Ahmet DURKAYA

Tarih: 02.03.2018 18:33

İçimizdekiler!..

Facebook Twitter Linked-in

Zeytin Dalı operasyonu başarıyla devam ediyor. Bu zamana kadar zayıf ve güçsüz gördükleri kendilerinden olmayan Müslüman ülkelerin kanını emen, yer altı yer üstü kaynaklarını sömüren küresel güçlerin, Türkiye’nin güney sınırlarında bir terör koridoru açıp yapay bir devletçik üretme hayalleri her geçen gün iyice hız kazanıyor. Türkiye oynanan oyunları birer birer bozuyor. Batılılar, geçtiğimiz yüzyılda Osmanlı’ya taktıkları “Hasta adam” nitelemesini bize de uygulamaya çalışıyor. Sürekli büyüyen, gelişen ve bağımlılıktan kurtulan kendi tankını, topunu, gemisini yapan bir Türkiye istemiyorlar. Bunu anlayabiliyoruz. Çünkü bütün kazanımlarını başkasını sömürerek elde etmiş olan Batı, kendisine bağımlı olmaktan kurtulma çabası içerisinde olan bir Türkiye’yi arzu etmeyecektir.

Ancak içerideki bazı kesimlerin adeta Batılı merkezlerin siyasal sözcüsüymüş gibi davranmaları bizi üzüyor. Hani derler ya, ‘Ağaca balta vurmuşlar; sapı bendendir’ demiş. Balta darbelerine maruz kaldığı halde, baltanın verdiği acıdan çok sapının kendisinden olmasına yanmış ağaç. Bunun gibi Mehmetçiğimiz, polisimiz, sivil vatandaşımız, kadın-erkek, çoluk-çocuk denilmeden terör örgütünün alçakça eylemleriyle şehit edilirken “barış” kelimesini ağzına almayanlar, terörü ve teröristi bir kere bile lanetlemeyenler, Zeytin Dalı operasyonu başladığından beri barış havarisi kesildiler. Tamamen Batıyla senkronize hareket ediyor gibiler. Mesela, geçmişte farklı coğrafyalarda yapılmış insan hakları ihlallerine ait fotoğraf ve videoları kullanarak Mehmetçik aleyhine kara propaganda yapıyor; bölgede sivil vatandaşların zarar görmemesi için hassasiyetle davranan Mehmetçiği yıpratmaya çalışıyorlar.

İşte tam da böyle zamanlarda kimin ak, kimin kara, kimin yerli, kimin yabancı olduğu ortaya çıkıyor.
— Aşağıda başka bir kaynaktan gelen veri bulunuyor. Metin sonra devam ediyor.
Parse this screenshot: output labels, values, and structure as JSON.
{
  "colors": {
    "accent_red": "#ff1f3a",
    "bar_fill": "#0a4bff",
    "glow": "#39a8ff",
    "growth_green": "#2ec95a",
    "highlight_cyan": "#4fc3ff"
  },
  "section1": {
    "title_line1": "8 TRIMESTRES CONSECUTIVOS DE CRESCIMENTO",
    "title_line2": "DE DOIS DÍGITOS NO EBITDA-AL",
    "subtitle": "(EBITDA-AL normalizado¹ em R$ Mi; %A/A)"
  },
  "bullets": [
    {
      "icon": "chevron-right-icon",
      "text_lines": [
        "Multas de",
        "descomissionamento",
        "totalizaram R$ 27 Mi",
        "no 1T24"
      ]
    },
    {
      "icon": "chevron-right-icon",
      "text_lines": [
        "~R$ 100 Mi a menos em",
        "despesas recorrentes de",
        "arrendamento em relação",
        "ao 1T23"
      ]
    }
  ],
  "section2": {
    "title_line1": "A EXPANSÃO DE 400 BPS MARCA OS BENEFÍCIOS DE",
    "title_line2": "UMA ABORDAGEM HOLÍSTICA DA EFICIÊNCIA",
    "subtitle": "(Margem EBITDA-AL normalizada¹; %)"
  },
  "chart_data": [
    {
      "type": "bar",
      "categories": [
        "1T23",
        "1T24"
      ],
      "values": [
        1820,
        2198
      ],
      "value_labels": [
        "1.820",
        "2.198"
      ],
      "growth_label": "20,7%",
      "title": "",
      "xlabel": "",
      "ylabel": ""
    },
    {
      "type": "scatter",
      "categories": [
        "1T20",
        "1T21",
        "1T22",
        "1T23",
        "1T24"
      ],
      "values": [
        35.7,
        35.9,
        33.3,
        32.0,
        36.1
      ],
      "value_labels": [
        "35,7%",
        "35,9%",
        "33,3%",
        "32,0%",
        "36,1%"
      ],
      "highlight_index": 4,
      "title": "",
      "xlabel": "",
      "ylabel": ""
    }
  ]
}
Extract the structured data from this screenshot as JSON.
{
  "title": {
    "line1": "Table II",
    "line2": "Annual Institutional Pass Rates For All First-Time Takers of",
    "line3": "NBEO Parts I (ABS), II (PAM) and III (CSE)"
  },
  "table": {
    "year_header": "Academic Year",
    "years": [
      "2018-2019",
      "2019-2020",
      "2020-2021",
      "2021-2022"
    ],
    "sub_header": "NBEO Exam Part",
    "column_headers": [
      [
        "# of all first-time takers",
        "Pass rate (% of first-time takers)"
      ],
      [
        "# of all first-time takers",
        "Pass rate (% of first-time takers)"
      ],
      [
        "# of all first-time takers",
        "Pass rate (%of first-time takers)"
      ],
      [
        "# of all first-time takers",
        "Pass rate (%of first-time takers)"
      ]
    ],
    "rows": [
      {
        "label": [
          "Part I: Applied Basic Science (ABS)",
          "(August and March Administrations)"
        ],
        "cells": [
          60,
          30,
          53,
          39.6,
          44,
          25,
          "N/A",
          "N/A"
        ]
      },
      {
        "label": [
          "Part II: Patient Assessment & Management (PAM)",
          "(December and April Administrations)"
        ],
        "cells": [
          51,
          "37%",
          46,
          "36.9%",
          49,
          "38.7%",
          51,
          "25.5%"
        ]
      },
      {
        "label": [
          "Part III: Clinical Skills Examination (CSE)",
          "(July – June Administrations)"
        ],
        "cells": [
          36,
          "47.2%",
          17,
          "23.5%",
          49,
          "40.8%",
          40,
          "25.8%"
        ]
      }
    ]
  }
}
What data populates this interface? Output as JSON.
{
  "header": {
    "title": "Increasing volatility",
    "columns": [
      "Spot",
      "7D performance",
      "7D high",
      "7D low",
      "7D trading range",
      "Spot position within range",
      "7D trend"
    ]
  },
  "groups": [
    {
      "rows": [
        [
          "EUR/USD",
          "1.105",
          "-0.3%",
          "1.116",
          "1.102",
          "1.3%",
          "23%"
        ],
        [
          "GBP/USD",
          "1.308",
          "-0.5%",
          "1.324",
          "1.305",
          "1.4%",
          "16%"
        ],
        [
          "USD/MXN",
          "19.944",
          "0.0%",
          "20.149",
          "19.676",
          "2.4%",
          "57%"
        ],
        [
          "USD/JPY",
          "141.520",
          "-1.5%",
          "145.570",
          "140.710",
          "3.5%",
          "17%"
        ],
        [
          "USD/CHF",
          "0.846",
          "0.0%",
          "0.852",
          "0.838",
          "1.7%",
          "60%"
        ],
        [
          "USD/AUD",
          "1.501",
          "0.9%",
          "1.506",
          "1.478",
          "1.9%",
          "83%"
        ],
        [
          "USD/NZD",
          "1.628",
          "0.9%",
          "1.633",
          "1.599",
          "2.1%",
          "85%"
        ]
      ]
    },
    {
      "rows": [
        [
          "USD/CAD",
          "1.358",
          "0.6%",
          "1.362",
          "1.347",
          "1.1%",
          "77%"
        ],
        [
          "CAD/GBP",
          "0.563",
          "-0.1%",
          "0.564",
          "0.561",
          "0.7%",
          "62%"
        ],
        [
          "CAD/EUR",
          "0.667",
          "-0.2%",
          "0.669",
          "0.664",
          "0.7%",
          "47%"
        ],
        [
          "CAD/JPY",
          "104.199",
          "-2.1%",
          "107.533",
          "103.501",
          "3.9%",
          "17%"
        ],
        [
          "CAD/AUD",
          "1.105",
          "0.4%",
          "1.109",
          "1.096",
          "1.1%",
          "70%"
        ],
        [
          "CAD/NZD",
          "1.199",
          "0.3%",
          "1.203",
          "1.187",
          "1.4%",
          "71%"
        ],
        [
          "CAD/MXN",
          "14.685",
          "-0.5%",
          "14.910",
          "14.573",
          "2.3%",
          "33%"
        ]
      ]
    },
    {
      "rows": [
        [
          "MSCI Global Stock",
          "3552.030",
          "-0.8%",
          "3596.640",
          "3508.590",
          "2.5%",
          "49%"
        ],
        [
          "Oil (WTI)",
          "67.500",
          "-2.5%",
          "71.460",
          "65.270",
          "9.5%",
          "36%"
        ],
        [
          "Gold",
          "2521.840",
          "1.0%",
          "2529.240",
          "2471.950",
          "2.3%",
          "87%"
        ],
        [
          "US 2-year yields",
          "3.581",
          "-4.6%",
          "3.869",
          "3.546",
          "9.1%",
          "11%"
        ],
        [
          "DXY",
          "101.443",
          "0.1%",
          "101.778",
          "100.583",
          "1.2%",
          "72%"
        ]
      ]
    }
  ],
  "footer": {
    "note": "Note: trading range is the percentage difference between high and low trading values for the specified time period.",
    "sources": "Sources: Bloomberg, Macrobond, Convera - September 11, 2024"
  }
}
Başta ABD ve Rusya olmak üzere Ortadoğu’da kandan beslenen devletler ve çok uluslu şirketler Müslüman coğrafyasına musallat olmuş durumda. Bunlar bu coğrafyadaki piyonlarının eliyle bölgede uzun zamandan beridir tam anlamıyla bir savaş atmosferi oluşturmuşken, onlara karşı içimizdeki anlaşmazlıkları bir kenara bırakıp birlikte hareket edemeyişimiz nasıl izah edilebilir ki? Hangi feraset ve hangi basiretle açıklanabilir?

Algı operasyonlarının en mühim savaşlardan daha etkili bir silah olduğu biliniyor. Ve bilinen bir şey daha var o da, Medya gücünü elinde bulunduranın, algı operasyonlarında daha etkili olduğu. Şimdi, hiçbirimiz savaş meydanlarında bulunmuyoruz. Barış masalarında da vatandaş olarak bizler yokuz. Sadece medyanın bakmamızı istediği noktaya bakıyor ve onun verdiği, bizim de hiçbir şekilde doğrulayamadığımız malumatlarla yetiniyoruz.

Fakat detaylarda olandan daha mühim bir şey var. Bizim kendileriyle aynı inancı taşımadığımız devletler, NATO ve AB hiçbir zaman bize dost olmayacak, Müslümanların müreffeh olması için de kılını kıpırdatmayacaktır.

Onlar bugün buradalarsa bu mutlaka, onların menfaatine ve Müslümanlar olarak bizim aleyhimizedir. Bu görebilmek gerek.

Yeni bir yazıda birlikte olmak dileğiyle Allah’a emanet olunuz.